In 1983, the 98th Congress passed Public Law 98-144 to honor the birthday of Martin Luther King, Jr. This was first celebrated as a Federal legal holiday on January 20, 1986 and has been observed on the third Monday of January since that time. Congress' intention was that the holiday "serve as a time for Americans to reflect on the principles of racial equality and nonviolent social change espoused by Martin Luther King, Jr." (36 USC, Section 169j).
King was born on January 15, 1929 and gained national prominence during the Montgomery Bus Boycott. The boycott began when Rosa Parks, a 42 year old seamstress, refused to give up her seat to a white man on December 1, 1955. A Montgomery city ordinance at that time required black individuals to give up their seats to white individuals. The boycott lasted 381 days and served as the impetus in the creation of Southern Christian Leadership Conference. SCLC was founded by Dr. King and others in order to work for civil rights legislation.
From this point forward, King's name became virtually synonymous with the civil rights movement of the late 1950's and early 1960's. He was at the center of almost every major demonstration and was arrested many times. In April 1963, he composed Letter from the Birmingham Jail. Later that year, King delivered his most famous speech when he told participants in the March on Washington "I have a dream."
During the next few years, King and the movement realized many successes including the passage of the 1964 Civil Rights Act, the ruling of the poll tax as unconstitutional, and the desegregation of schools which had ignored the decision reached in Brown v. Board of Education. In 1967, King began to focus some of his energy on the war in Vietnam, a move that many believed to be a betrayal of the civil rights cause. King justified his decision by stating in a 1967 speech that "we have been repeatedly faced with the cruel irony of watching Negro and white boys on TV screens as they kill and die together for a nation that has been unable to seat them together in the same schools."
In early April, 1968, he traveled to Memphis, Tennessee to march in support of local sanitation workers. On the evening of April 3, he delivered his prophetic "I've Been to the Mountaintop" speech in which he said:
I just want to do God's will. And he's allowed me to go to the mountain. And I've looked over, and I've seenthe promised land! I may not get there with you, but I want you to know tonight that we as a people will get to the promised land.
So I'm happy tonight. I'm not worried about anything.
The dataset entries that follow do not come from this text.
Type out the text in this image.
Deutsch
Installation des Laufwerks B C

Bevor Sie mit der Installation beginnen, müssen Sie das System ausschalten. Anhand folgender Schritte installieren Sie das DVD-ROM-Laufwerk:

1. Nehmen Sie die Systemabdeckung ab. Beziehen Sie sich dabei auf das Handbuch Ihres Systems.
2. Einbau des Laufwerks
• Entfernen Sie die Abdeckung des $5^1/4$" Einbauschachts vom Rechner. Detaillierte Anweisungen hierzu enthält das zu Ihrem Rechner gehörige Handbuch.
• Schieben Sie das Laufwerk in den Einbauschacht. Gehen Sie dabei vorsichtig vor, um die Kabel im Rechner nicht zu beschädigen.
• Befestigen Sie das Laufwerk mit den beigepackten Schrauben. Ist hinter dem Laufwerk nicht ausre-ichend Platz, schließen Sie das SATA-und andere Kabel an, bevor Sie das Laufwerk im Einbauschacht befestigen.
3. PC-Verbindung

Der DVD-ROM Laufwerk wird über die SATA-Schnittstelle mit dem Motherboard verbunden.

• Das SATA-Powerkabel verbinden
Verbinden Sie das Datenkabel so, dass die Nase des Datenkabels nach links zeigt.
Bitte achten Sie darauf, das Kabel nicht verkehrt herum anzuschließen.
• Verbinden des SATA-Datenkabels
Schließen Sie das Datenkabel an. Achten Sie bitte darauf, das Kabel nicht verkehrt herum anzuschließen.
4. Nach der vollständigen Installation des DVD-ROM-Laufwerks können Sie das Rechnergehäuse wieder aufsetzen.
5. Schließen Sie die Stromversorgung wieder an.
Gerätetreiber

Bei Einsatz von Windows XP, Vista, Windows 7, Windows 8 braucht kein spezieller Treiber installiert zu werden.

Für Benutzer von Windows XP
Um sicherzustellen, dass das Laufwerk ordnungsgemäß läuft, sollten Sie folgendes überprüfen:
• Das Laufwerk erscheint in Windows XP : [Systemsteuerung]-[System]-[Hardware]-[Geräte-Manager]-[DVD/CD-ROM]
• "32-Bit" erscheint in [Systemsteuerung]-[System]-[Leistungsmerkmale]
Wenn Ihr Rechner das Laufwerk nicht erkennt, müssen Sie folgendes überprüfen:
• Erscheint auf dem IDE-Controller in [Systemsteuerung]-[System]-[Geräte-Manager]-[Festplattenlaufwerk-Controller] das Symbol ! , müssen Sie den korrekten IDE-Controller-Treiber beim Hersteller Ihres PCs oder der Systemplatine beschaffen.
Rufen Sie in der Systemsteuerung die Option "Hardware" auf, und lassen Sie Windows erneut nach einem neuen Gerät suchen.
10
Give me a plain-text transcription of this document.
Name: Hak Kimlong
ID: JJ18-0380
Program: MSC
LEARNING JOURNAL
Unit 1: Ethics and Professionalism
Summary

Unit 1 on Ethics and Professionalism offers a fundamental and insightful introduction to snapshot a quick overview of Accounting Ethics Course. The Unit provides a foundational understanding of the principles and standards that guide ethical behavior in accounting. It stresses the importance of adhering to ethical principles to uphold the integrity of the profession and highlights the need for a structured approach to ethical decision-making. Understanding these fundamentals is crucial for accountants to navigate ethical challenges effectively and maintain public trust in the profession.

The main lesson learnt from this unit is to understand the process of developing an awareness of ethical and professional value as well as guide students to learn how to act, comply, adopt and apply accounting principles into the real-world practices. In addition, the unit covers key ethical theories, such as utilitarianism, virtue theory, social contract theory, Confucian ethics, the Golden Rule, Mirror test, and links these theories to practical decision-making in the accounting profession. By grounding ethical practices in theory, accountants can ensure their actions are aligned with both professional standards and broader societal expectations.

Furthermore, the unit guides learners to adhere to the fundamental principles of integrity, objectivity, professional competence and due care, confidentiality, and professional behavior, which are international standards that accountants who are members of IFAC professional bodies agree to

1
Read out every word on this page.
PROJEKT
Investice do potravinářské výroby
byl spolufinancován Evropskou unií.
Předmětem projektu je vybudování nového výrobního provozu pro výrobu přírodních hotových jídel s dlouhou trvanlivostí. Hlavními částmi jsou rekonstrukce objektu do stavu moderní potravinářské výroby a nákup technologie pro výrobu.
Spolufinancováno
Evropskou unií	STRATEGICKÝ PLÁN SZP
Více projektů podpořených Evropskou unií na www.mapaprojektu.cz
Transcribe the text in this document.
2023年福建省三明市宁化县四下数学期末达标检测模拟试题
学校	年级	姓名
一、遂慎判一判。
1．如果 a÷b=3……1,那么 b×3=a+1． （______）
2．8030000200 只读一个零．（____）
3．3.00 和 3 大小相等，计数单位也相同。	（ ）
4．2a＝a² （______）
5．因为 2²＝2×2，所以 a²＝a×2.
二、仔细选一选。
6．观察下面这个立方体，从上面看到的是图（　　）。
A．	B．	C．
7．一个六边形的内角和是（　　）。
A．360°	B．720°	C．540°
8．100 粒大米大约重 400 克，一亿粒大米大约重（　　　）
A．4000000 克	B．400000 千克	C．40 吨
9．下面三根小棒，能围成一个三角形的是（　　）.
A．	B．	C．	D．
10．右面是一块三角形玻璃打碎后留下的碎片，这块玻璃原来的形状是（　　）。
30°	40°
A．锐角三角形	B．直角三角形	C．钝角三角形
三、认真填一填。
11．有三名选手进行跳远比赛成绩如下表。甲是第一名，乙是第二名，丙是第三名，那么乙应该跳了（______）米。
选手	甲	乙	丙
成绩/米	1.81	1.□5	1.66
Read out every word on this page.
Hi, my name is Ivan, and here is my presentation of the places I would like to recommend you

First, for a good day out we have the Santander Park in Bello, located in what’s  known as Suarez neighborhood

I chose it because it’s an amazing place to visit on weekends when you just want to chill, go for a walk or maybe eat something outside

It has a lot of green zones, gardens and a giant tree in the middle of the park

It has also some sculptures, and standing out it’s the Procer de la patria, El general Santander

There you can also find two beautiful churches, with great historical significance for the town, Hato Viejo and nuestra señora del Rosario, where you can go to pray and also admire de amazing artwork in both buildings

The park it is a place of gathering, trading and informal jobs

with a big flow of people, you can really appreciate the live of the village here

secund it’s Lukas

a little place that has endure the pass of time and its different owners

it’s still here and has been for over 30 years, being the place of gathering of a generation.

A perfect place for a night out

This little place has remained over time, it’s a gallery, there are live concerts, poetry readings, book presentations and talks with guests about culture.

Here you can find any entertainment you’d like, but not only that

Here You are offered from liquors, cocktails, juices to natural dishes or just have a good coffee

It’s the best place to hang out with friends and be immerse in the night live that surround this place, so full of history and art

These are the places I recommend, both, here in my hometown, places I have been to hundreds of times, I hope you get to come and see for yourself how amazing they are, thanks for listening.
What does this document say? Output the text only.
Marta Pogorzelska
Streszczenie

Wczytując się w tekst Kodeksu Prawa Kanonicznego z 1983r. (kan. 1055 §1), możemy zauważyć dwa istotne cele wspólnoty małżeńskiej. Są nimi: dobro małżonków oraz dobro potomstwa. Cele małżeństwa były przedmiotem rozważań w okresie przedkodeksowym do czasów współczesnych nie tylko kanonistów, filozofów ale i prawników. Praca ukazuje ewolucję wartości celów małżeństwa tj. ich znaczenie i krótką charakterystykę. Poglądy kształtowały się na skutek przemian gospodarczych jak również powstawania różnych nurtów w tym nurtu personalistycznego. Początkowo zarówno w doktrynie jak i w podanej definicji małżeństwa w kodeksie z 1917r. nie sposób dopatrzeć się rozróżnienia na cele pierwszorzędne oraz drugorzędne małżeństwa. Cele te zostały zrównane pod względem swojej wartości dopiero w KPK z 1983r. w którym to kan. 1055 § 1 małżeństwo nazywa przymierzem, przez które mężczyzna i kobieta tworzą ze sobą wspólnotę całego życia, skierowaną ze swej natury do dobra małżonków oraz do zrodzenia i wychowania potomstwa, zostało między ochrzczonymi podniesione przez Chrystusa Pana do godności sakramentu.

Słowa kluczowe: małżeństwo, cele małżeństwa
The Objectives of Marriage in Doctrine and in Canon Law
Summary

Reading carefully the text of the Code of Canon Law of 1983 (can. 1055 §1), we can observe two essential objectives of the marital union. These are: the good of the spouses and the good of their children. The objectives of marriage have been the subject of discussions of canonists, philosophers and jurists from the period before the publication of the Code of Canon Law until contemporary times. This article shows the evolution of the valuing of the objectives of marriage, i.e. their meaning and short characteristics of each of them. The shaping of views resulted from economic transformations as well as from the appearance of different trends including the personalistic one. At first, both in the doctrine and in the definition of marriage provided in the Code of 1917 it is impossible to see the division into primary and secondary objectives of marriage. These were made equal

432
I'm not fearing any man. Mine eyes have seen theglory of the coming of the Lord!
Dr. King was assassinated the next morning while he stood on the balcony of his room at the Lorraine Motel. In March, 1969, James Earl Ray confessed to the crime. However, Ray has since recanted his confession and in 1978, the U. S. House of Representatives concluded that he had probably been aided by others.
King is buried at what is now the Martin Luther King, Jr. National Historic Site in his hometown of Atlanta, Georgia. The site includes the Ebenezer Baptist Church where he was a copastor with his father. King's tombstone is engraved with the words:
Free at last, free at last, thank God Almighty, I'm free at last.